Joseph Lash

Lash headshot
Joseph P. Lash (1909-1987) was a radical student leader, an Air Force weatherman, a journalist, and a biographer. He was the oldest of five children born to Jewish immigrants from Ukraine who ran a modest neighborhood grocery store and a kosher household on New York's Upper East Side. Small and scrawny, he managed to survive on the tough streets as a member of a gang which adopted him as their “Professor.” His father died in the 1918 Spanish Flu epidemic, and then 9-year-old Lash refused to drop out of school to run the store. He graduated from City College of New York in 1931, and from Columbia University with a Master's degree in philosophy and literature in 1932.

As America sank into Depression, Lash became a leader in the increasingly radical student protest movement, first as an officer of the Socialist youth organization Student League for International Democracy, and from 1936 to 1939 as executive secretary of the American Student Union, a coalition of radical youth groups. Subpoenaed to testify before the predecessor of the House Un-American Activities Committee, Lash and other leaders gathered were joined at New York’s Penn Station by First Lady Eleanor Roosevelt who rode to Washington with them and invited them to lunch at the White House. By the end of the visit she and Lash had formed a lifelong friendship.

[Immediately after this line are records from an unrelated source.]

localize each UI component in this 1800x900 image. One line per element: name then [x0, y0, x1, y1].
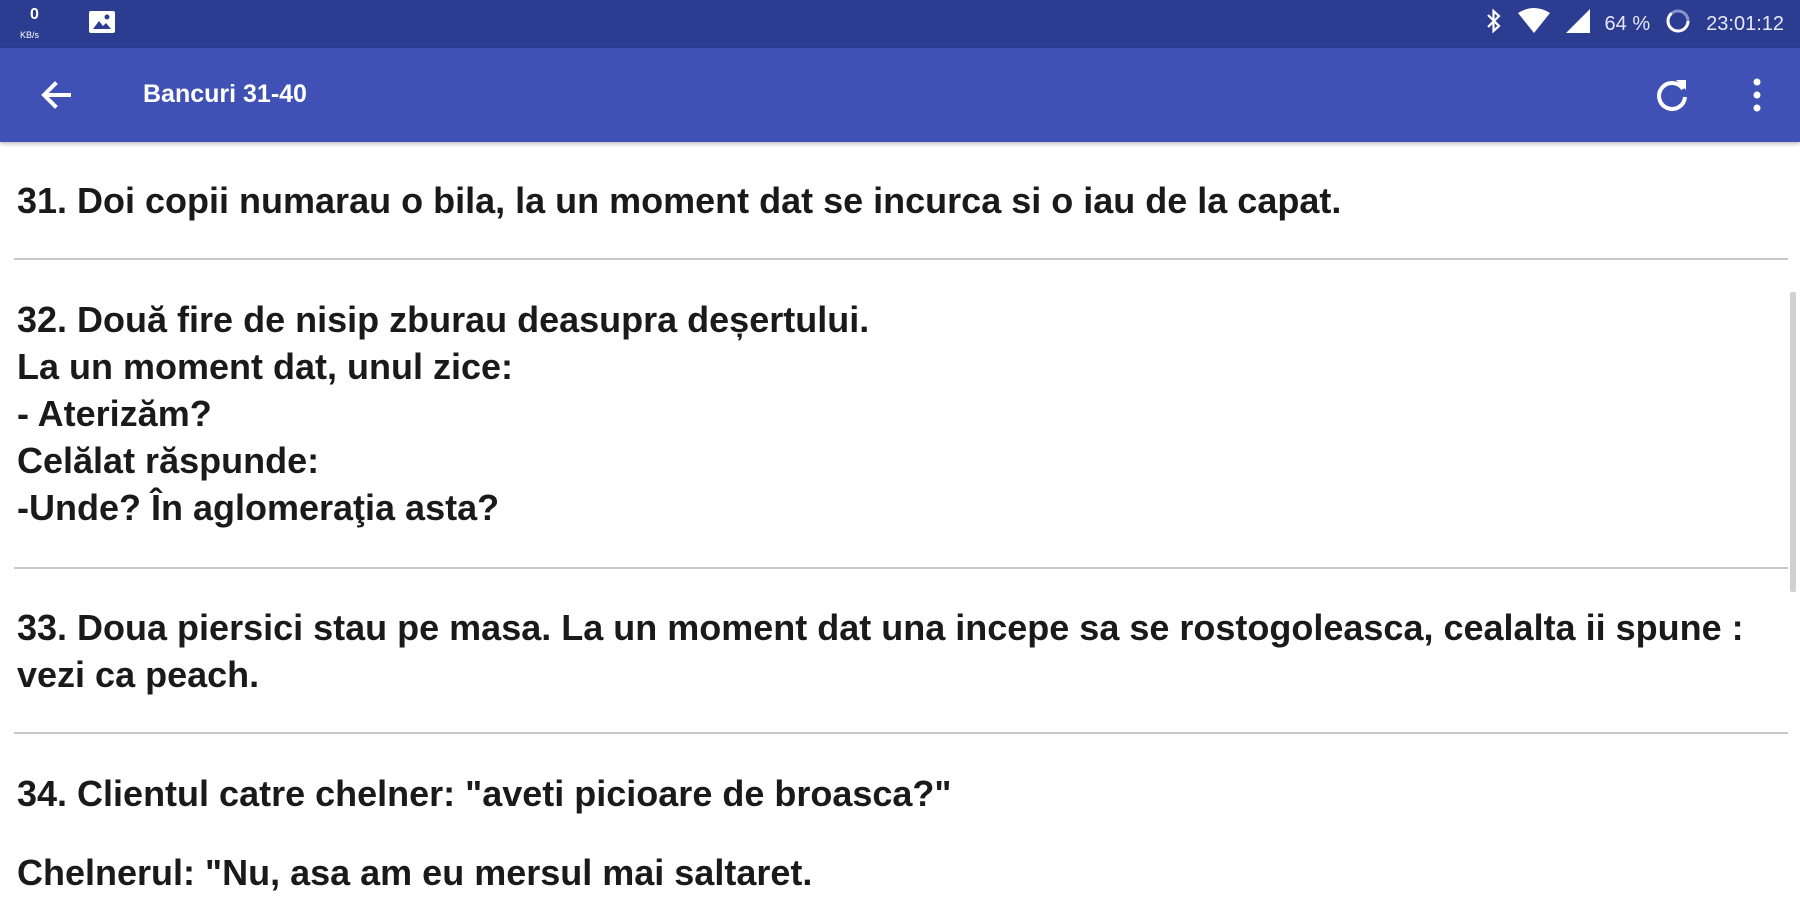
app-bar: Bancuri 31-40 [0, 48, 1800, 142]
page-title: Bancuri 31-40 [143, 80, 307, 108]
joke-34-continued: Chelnerul: "Nu, asa am eu mersul mai sal… [17, 852, 813, 893]
battery-text: 64 % [1604, 12, 1651, 35]
refresh-button[interactable] [1652, 75, 1692, 115]
arrow-left-icon [41, 81, 71, 109]
network-speed-indicator: 0 KB/s [18, 6, 54, 42]
status-bar: 0 KB/s 64 % 23:01:12 [0, 0, 1800, 48]
divider [14, 258, 1788, 260]
more-vert-icon [1753, 78, 1761, 112]
battery-icon [1664, 7, 1692, 41]
scrollbar[interactable] [1790, 292, 1796, 592]
bluetooth-icon [1485, 7, 1503, 41]
refresh-icon [1657, 80, 1687, 111]
overflow-menu-button[interactable] [1737, 73, 1777, 117]
joke-32: 32. Două fire de nisip zburau deasupra d… [17, 299, 870, 528]
clock: 23:01:12 [1706, 12, 1784, 35]
divider [14, 732, 1788, 734]
back-button[interactable] [36, 75, 76, 115]
joke-31: 31. Doi copii numarau o bila, la un mome… [17, 180, 1342, 221]
status-right: 64 % 23:01:12 [1485, 0, 1784, 48]
network-speed-unit: KB/s [20, 30, 40, 40]
jokes-list[interactable]: 31. Doi copii numarau o bila, la un mome… [0, 142, 1800, 900]
wifi-icon [1517, 8, 1551, 40]
network-speed-value: 0 [30, 6, 39, 23]
signal-icon [1565, 8, 1591, 40]
joke-33: 33. Doua piersici stau pe masa. La un mo… [17, 607, 1744, 695]
joke-34: 34. Clientul catre chelner: "aveti picio… [17, 773, 952, 814]
divider [14, 567, 1788, 569]
status-left: 0 KB/s [18, 6, 116, 42]
image-icon [88, 10, 116, 39]
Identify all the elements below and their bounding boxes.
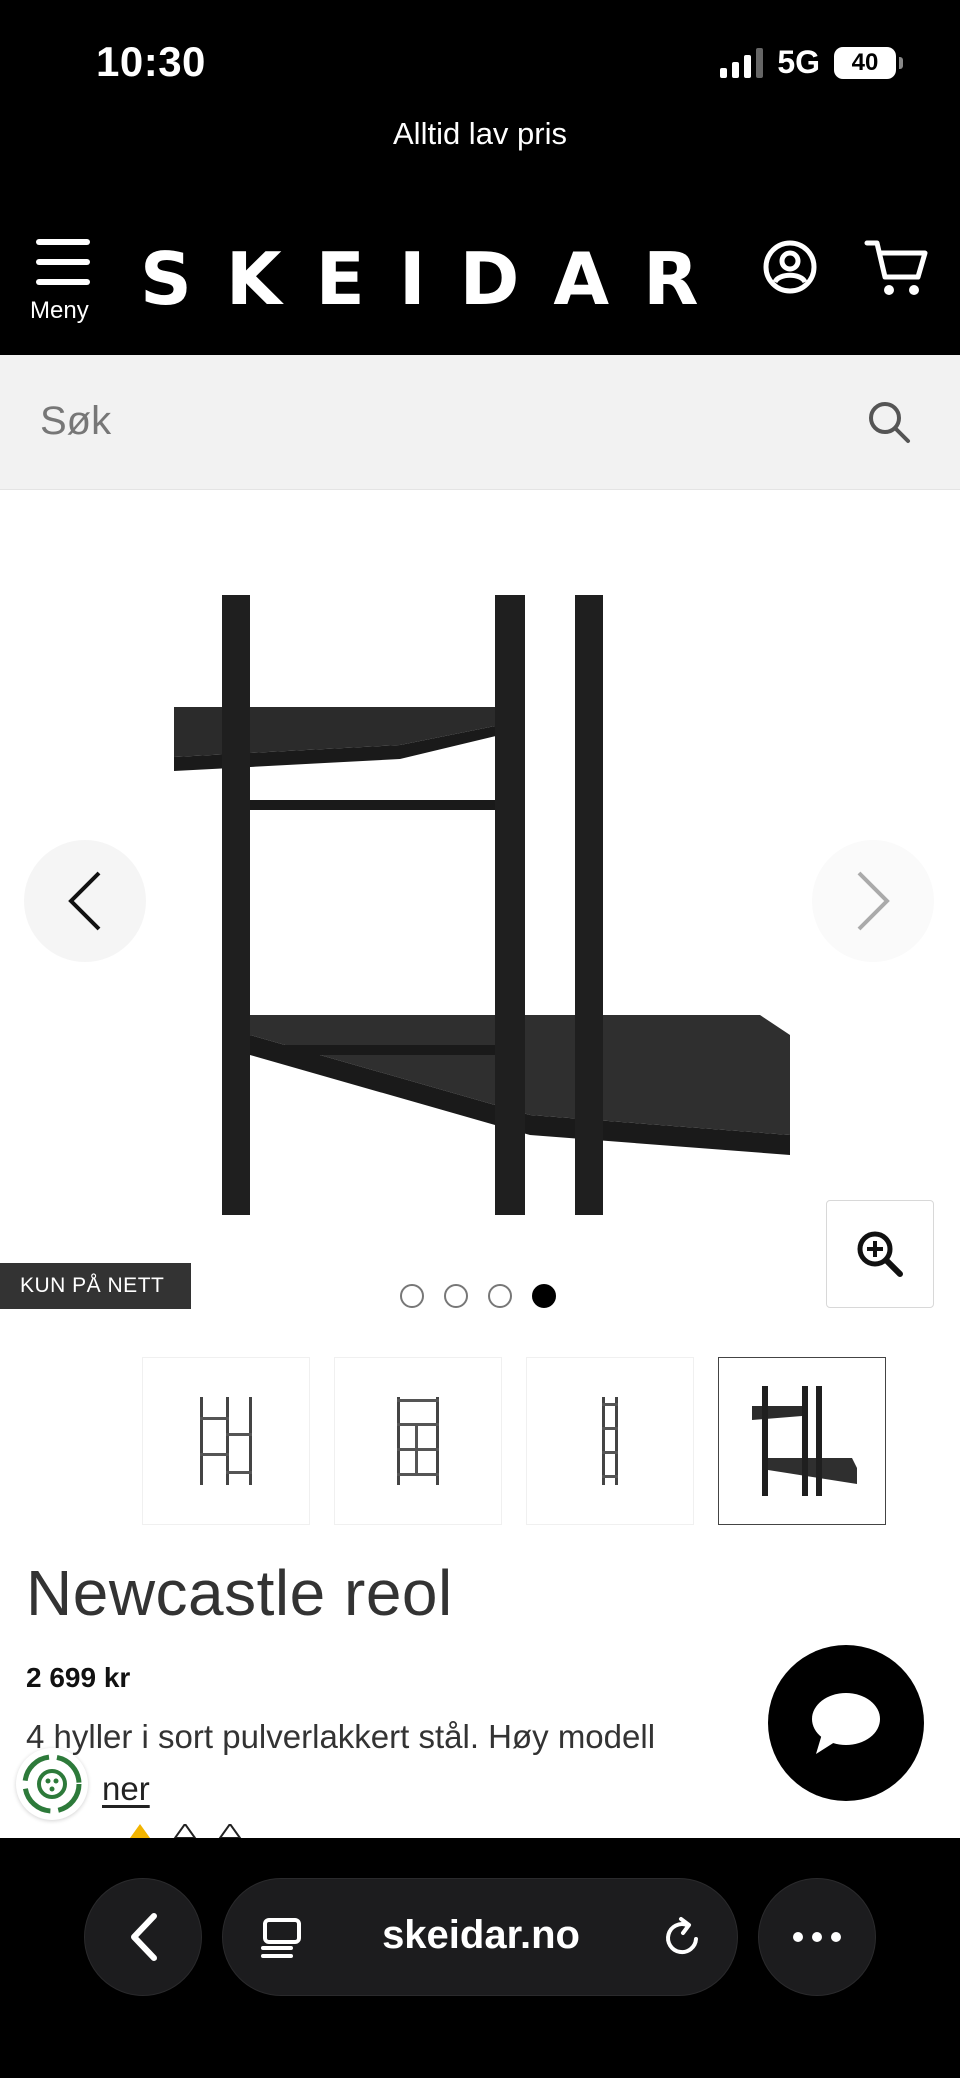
product-description: 4 hyller i sort pulverlakkert stål. Høy … bbox=[26, 1718, 656, 1755]
product-price: 2 699 kr bbox=[26, 1662, 131, 1693]
thumbnail[interactable] bbox=[526, 1357, 694, 1525]
search-input[interactable] bbox=[40, 391, 800, 451]
menu-button[interactable]: Meny bbox=[30, 239, 96, 339]
battery-icon: 40 bbox=[834, 46, 903, 79]
prev-image-button[interactable] bbox=[24, 840, 146, 962]
product-title: Newcastle reol bbox=[26, 1557, 453, 1629]
network-label: 5G bbox=[777, 44, 820, 80]
promo-text: Alltid lav pris bbox=[393, 116, 567, 151]
next-image-button[interactable] bbox=[812, 840, 934, 962]
user-circle-icon[interactable] bbox=[762, 239, 818, 295]
product-image[interactable] bbox=[150, 595, 810, 1215]
status-bar: 10:30 5G 40 bbox=[0, 0, 960, 110]
signal-icon bbox=[720, 47, 764, 78]
chat-button[interactable] bbox=[768, 1645, 924, 1801]
hamburger-icon bbox=[36, 239, 90, 285]
shopping-cart-icon[interactable] bbox=[864, 237, 930, 299]
thumbnail[interactable] bbox=[334, 1357, 502, 1525]
browser-back-button[interactable] bbox=[84, 1878, 202, 1996]
site-header: Meny SKEIDAR bbox=[0, 215, 960, 355]
read-more-link[interactable]: ner bbox=[102, 1770, 150, 1808]
status-time: 10:30 bbox=[96, 38, 206, 85]
chevron-left-icon bbox=[68, 871, 101, 931]
pagination-dot[interactable] bbox=[488, 1284, 512, 1308]
pagination-dot[interactable] bbox=[400, 1284, 424, 1308]
status-indicators: 5G 40 bbox=[720, 44, 903, 81]
search-icon[interactable] bbox=[866, 399, 912, 445]
pagination-dot-active[interactable] bbox=[532, 1284, 556, 1308]
chat-bubble-icon bbox=[812, 1693, 880, 1754]
online-only-badge: KUN PÅ NETT bbox=[0, 1263, 191, 1309]
product-gallery: KUN PÅ NETT bbox=[0, 490, 960, 1350]
thumbnail-strip bbox=[142, 1357, 886, 1527]
chevron-left-icon bbox=[131, 1913, 157, 1961]
chevron-right-icon bbox=[857, 871, 890, 931]
more-icon[interactable] bbox=[758, 1878, 876, 1996]
rating-stars bbox=[120, 1824, 320, 1838]
thumbnail[interactable] bbox=[142, 1357, 310, 1525]
recycle-icon[interactable] bbox=[16, 1748, 88, 1820]
promo-banner: Alltid lav pris bbox=[0, 110, 960, 215]
zoom-button[interactable] bbox=[826, 1200, 934, 1308]
thumbnail-active[interactable] bbox=[718, 1357, 886, 1525]
battery-level: 40 bbox=[851, 48, 879, 76]
pagination-dot[interactable] bbox=[444, 1284, 468, 1308]
menu-label: Meny bbox=[30, 297, 89, 324]
gallery-pagination bbox=[400, 1284, 556, 1308]
search-bar bbox=[0, 355, 960, 490]
zoom-in-icon bbox=[857, 1231, 903, 1277]
address-bar[interactable]: skeidar.no bbox=[222, 1878, 738, 1996]
site-logo[interactable]: SKEIDAR bbox=[140, 237, 733, 321]
browser-toolbar: skeidar.no bbox=[0, 1838, 960, 2078]
reload-icon[interactable] bbox=[659, 1915, 705, 1961]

From 1940 until 1942, Lash was general secretary of the International Student Service, a progressive student-aid group. He was later a founder, with Mrs. Roosevelt and others, of Americans for Democratic Action and served as an officer for two years. He was also active in liberal Democratic politics. Mr. Lash was drafted during World War II, serving as a sergeant and later second lieutenant in the United States Army Air Force in the Pacific as a weatherman.

In 1950, after two years working as an assistant to the Roosevelts’ son Elliott, Lash joined
The New York Post, then known for its liberal editorial positions. He worked for a time as a general assignment reporter and became its United Nations correspondent, a position he held for 10 years. From 1960 until 1966, he was assistant editor of the editorial page.

After Eleanor Roosevelt died in 1962, Lash published Eleanor Roosevelt: A Friend’s Memoir and Franklin Roosevelt, Jr. invited him to write a biography with access to all of Mrs. Roosevelt’s papers. The result was Eleanor and Franklin, which won the Pulitzer Prize and the National Book Award in 1972, and Eleanor, The Years Alone. Lash published six more books over the next sixteen years, including Roosevelt and Churchill, Helen and Teacher, and Dealers and Dreamers.